The Ceph FS charm has some of the most significant changes from up stream. I’ve added support for setting a pool-type for replicated or erasure backed pools. Along with the pool type the config-flags setting allows you to set specific profile settings. Those of most interest include.

  • erasure-type - The erasure algorythm to use, I intend to benchmark the standard isa as well as the intel specific implementation.
  • k/m - Sets the erasure k and m values where k is the number of chunks and m is the number of parity chunks. This is what allows you to tune the pool for the number of drives and amount of parity that suit your needs.
  • failure-domain - Note that we need to set this to OSD for the same reasons as above in the Ceph-Mon charm.
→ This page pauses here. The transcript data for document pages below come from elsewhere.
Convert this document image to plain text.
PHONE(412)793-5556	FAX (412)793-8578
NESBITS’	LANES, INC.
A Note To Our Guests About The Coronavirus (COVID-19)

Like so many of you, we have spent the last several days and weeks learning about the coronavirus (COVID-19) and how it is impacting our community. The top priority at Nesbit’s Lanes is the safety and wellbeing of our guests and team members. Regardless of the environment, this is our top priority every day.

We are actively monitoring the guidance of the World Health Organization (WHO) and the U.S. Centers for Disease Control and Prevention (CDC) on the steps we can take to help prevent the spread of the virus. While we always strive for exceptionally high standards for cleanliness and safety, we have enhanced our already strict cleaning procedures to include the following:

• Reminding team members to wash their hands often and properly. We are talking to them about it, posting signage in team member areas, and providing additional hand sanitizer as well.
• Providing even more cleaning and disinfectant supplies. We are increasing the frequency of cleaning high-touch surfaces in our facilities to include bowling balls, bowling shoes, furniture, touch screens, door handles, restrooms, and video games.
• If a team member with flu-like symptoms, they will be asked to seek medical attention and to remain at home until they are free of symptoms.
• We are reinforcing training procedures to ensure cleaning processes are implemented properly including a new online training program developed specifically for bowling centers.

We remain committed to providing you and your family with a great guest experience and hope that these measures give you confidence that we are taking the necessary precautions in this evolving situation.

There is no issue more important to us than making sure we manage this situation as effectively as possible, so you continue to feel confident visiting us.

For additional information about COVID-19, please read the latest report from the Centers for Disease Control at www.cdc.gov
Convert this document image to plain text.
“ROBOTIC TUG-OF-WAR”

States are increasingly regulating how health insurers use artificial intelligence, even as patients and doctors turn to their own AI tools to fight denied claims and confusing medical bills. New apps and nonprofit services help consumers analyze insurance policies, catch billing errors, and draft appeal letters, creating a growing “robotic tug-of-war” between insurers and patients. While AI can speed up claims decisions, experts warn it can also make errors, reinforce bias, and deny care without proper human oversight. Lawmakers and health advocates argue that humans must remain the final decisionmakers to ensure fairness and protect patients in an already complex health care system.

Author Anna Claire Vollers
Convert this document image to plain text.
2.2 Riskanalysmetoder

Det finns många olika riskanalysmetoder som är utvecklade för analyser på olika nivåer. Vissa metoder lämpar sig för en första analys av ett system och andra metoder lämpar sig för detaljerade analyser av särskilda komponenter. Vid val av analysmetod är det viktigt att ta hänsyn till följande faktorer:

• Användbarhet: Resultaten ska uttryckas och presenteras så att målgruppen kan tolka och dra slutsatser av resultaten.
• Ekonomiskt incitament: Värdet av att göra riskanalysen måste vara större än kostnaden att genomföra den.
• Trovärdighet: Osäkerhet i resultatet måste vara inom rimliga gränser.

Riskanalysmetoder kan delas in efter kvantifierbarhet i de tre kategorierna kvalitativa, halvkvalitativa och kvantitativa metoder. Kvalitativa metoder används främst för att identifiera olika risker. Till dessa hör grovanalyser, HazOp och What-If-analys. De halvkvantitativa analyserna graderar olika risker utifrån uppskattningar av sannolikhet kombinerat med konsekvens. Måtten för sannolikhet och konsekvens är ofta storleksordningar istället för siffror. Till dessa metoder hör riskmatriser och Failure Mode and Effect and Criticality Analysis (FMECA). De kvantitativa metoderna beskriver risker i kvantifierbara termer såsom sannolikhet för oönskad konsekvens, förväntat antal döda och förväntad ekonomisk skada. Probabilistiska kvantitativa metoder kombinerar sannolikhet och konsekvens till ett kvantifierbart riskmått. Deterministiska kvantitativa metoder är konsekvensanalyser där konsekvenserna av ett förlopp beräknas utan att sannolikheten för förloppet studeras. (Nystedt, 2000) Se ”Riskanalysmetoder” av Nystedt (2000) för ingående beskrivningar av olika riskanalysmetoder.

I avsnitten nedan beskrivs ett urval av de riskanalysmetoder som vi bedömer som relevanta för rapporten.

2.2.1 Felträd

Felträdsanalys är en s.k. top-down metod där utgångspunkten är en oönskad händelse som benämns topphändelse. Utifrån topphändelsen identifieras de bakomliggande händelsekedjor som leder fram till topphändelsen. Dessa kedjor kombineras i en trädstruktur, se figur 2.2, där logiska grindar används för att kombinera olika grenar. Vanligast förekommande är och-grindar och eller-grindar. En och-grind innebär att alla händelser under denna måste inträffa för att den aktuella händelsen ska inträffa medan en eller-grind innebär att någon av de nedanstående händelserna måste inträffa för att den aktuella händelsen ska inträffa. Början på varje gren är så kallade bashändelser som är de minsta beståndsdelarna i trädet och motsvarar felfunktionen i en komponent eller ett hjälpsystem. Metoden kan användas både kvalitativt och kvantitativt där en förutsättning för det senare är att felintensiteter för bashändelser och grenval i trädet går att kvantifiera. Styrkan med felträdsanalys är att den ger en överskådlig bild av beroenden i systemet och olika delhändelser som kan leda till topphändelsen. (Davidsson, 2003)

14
I expect the config-flags setting will change in the future, I’m not convinced this is the best method for setting these options. It does however let you set the important settings in one place. After further testing the most used options will likely end up as standard configuration options instead of the dictionary string used here.

Compression

I’ve added settings that allow you to enable and set the compression mode, algorithm, and ratio. These are mostly self explanatory and certialy interesting for benchmarking.

MDS Hot Spare

You may notice this configuration deploys two of the same Ceph-Fs configurations. When running Ceph-Fs Ceph expects a spare MDS for failover in the event that the first becomes unavailable. If there isn’t one the Ceph health will report a warning. Deploying 1 additional Ceph-Fs unit will meet the requirement for an alternate and any MDS can act as a hot spare regardless of pool options. Whichever MDS comes online last will sit as an alternate and fill in for any Ceph-Fs that looses it’s primary.

In future posts I’ll run tests with various configurations to see how it performs on my specific hardware. The best way to see how Ceph performs on your setup is to try it out yourself!